Эйзен более не хотел владеть Историей. Он делал историческую картину, но от Истории — отказывался.
Пусть владеют ею работники науки — копая вглубь веков и стряхивая пыль со скелетов, слагая факты и обнажая скрытые до поры истины, — со всей возможной беспристрастностью. Пусть владеют пережившие её — о Революции рассказывают подпольщики, о войне солдаты — со всей возможной страстью очевидцев. Пусть владеют ею угнетённые и жертвы — обличая насильников пред Высшим судом, а насильники — оправдываясь и излагая свою версию. Пусть владеют матери, чьих сынов убила война, — чтобы выплакивать скорбь, — и дети, стыдящиеся отцов, — чтобы самим стать лучше. И народы — гонимые и процветающие счастливо, гегемоны и вассалы. И религии — признанные и объявленные вне закона. И коллеги по цеху, и эмигранты, и искатели счастья с большой дороги. И даже художники, если гордыня их выросла крупнее совести. Пусть ею владеют все — но не кто-то один. Пусть все рассказывают свои истории — свою Историю. И тогда в этом звенящем через века многоголосье потомки смогут расслышать надежду.
Монополия же памяти преступна, ибо ворует у других. Более всего — у тех, кто ещё не родился.
■ “Исторически неверно”, “недостоверно” и “невозможно” — эти фразы Эйзен слышал каждый день. Окружающие — от кинобюрократов и до архимандрита Московского, специально приглашённого из столицы консультантом по всяким церковным тонкостям, — все мотали головами, как истуканы: нет-нет-нет!
Нет-нет, в кремлёвских палатах не могут быть эдакие низкие двери! — это художник. — Строим всё же дворец, а не мышиную нору!
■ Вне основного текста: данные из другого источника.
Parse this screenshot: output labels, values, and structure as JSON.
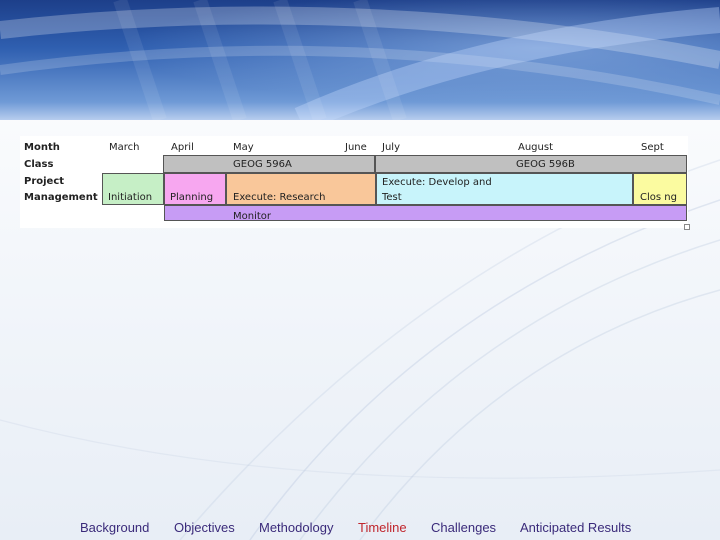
{
  "gantt": {
    "months": [
      "Month",
      "March",
      "April",
      "May",
      "June",
      "July",
      "August",
      "Sept"
    ],
    "row_labels": {
      "class": "Class",
      "project": "Project",
      "management": "Management"
    },
    "class_bars": [
      "GEOG 596A",
      "GEOG 596B"
    ],
    "phases": {
      "initiation": "Initiation",
      "planning": "Planning",
      "execute_research": "Execute: Research",
      "execute_develop_line1": "Execute: Develop and",
      "execute_develop_line2": "Test",
      "closing": "Clos ng",
      "monitor": "Monitor"
    },
    "colors": {
      "class_bar": "#c0c0c0",
      "initiation": "#c6efc6",
      "planning": "#f7a7f0",
      "execute_research": "#f9c79a",
      "execute_develop": "#c8f4fb",
      "closing": "#fbfba0",
      "monitor": "#c79cf5"
    }
  },
  "nav": {
    "items": [
      "Background",
      "Objectives",
      "Methodology",
      "Timeline",
      "Challenges",
      "Anticipated Results"
    ],
    "active": "Timeline",
    "active_color": "#c0262d",
    "color": "#3a2a7a"
  }
}
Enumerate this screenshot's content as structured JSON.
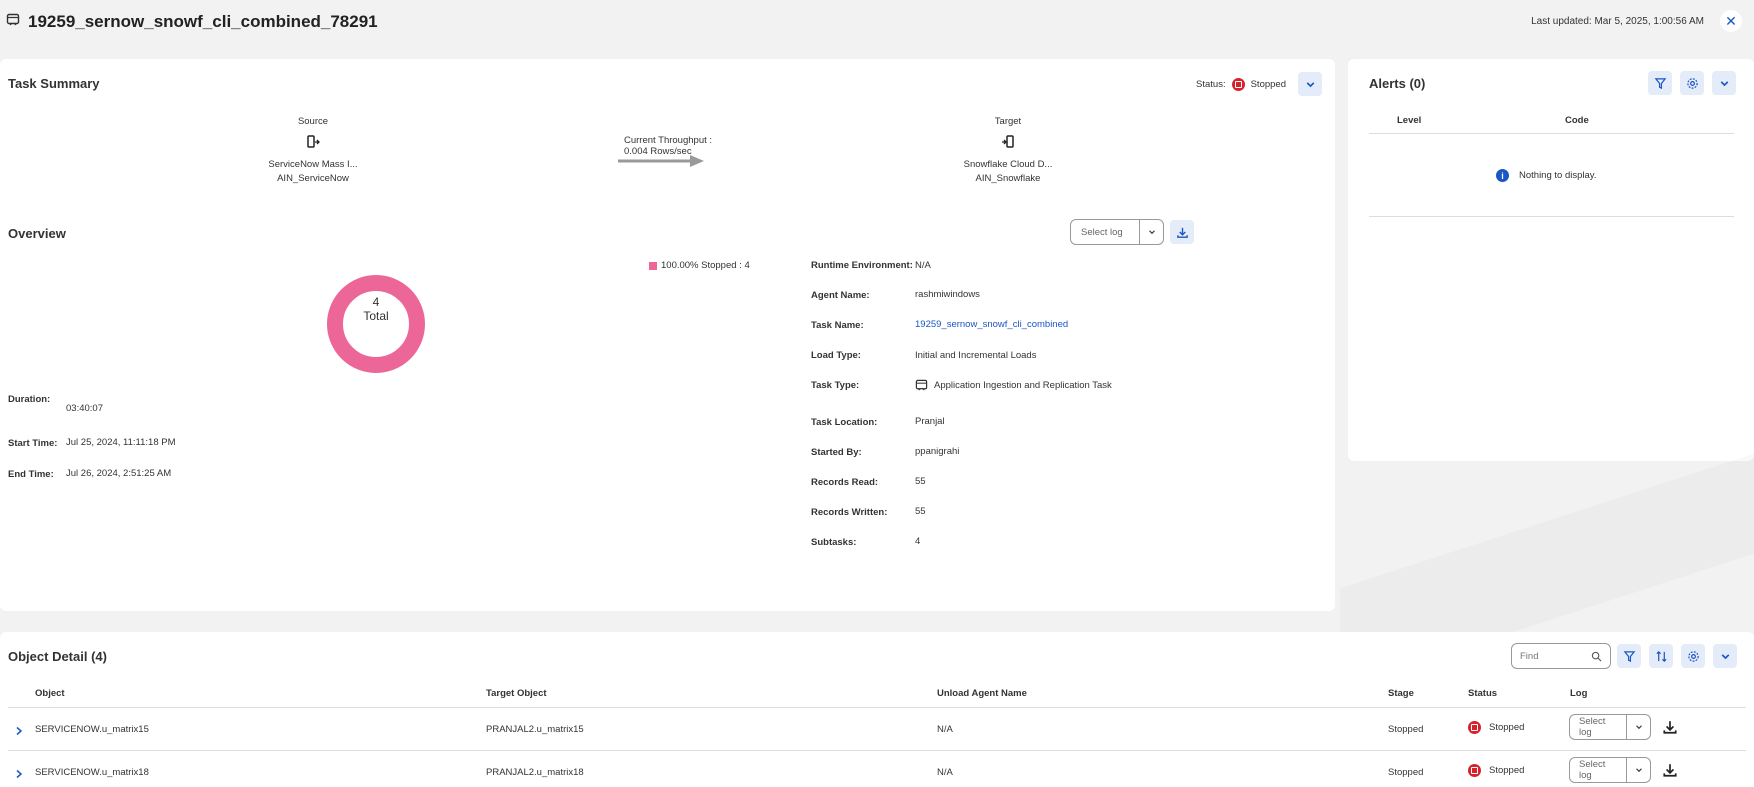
{
  "header": {
    "title": "19259_sernow_snowf_cli_combined_78291",
    "last_updated": "Last updated: Mar 5, 2025, 1:00:56 AM"
  },
  "task_summary": {
    "title": "Task Summary",
    "status_label": "Status:",
    "status_value": "Stopped",
    "source_heading": "Source",
    "source_name": "ServiceNow Mass I...",
    "source_conn": "AIN_ServiceNow",
    "throughput_label": "Current Throughput :",
    "throughput_value": "0.004 Rows/sec",
    "target_heading": "Target",
    "target_name": "Snowflake Cloud D...",
    "target_conn": "AIN_Snowflake"
  },
  "overview": {
    "title": "Overview",
    "select_log_placeholder": "Select log",
    "donut_count": "4",
    "donut_label": "Total",
    "legend": "100.00% Stopped : 4",
    "stopped_pct": 100,
    "donut_color": "#ec6797",
    "duration_label": "Duration:",
    "duration_value": "03:40:07",
    "start_label": "Start Time:",
    "start_value": "Jul 25, 2024, 11:11:18 PM",
    "end_label": "End Time:",
    "end_value": "Jul 26, 2024, 2:51:25 AM",
    "details": [
      {
        "label": "Runtime Environment:",
        "value": "N/A"
      },
      {
        "label": "Agent Name:",
        "value": "rashmiwindows"
      },
      {
        "label": "Task Name:",
        "value": "19259_sernow_snowf_cli_combined"
      },
      {
        "label": "Load Type:",
        "value": "Initial and Incremental Loads"
      },
      {
        "label": "Task Type:",
        "value": "Application Ingestion and Replication Task"
      },
      {
        "label": "Task Location:",
        "value": "Pranjal"
      },
      {
        "label": "Started By:",
        "value": "ppanigrahi"
      },
      {
        "label": "Records Read:",
        "value": "55"
      },
      {
        "label": "Records Written:",
        "value": "55"
      },
      {
        "label": "Subtasks:",
        "value": "4"
      }
    ]
  },
  "alerts": {
    "title": "Alerts (0)",
    "col_level": "Level",
    "col_code": "Code",
    "empty": "Nothing to display."
  },
  "object_detail": {
    "title": "Object Detail (4)",
    "find_placeholder": "Find",
    "columns": [
      "Object",
      "Target Object",
      "Unload Agent Name",
      "Stage",
      "Status",
      "Log"
    ],
    "rows": [
      {
        "object": "SERVICENOW.u_matrix15",
        "target": "PRANJAL2.u_matrix15",
        "agent": "N/A",
        "stage": "Stopped",
        "status": "Stopped",
        "log": "Select log"
      },
      {
        "object": "SERVICENOW.u_matrix18",
        "target": "PRANJAL2.u_matrix18",
        "agent": "N/A",
        "stage": "Stopped",
        "status": "Stopped",
        "log": "Select log"
      }
    ]
  },
  "colors": {
    "accent": "#1a56c4",
    "stopped": "#d6232b",
    "donut": "#ec6797"
  }
}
У вас же актёры в эти проёмы протискиваться будут, как в игольное ушко. Того и гляди — застрянут.
Нет-нет, эдакие фрески — богохульство! — это архимандрит. — Почему у вас Господь глаза таращит, аки балбал языческий? И почему росписями покрыты все стены и своды, до последней пяди, как обоями? В вашем еретическом Кремле сюжетов из Писания больше, чем человеков!
Нет-нет, ваши эскизы нельзя воплотить! — это портной. — Шьём всё же шубу царскую, определённого шестнадцатого века, а не птичьи крылья! Царицыно платье шьём, а не балетную тунику! Кафтан боярский, а не шкатулку из парчи!
Нет-нет, что за эволюция грима — от ангела к седой вороне?! — это гримёр. — Как я вам глаза у царя одномоментно “под брови заглублю” и “выпучу до крайности”? Как “заострю затылок шишкою”, а кончик носа в бороде “утоплю”? Мы серьёзный фильм создаём или маскарад уродов?!
Эйзен только головой кивал, словно принимая критику, а на самом деле уже размышляя, как воплотить всё “неправильное”, — без скидки на войну, и ночные съёмки, и тесный бюджет.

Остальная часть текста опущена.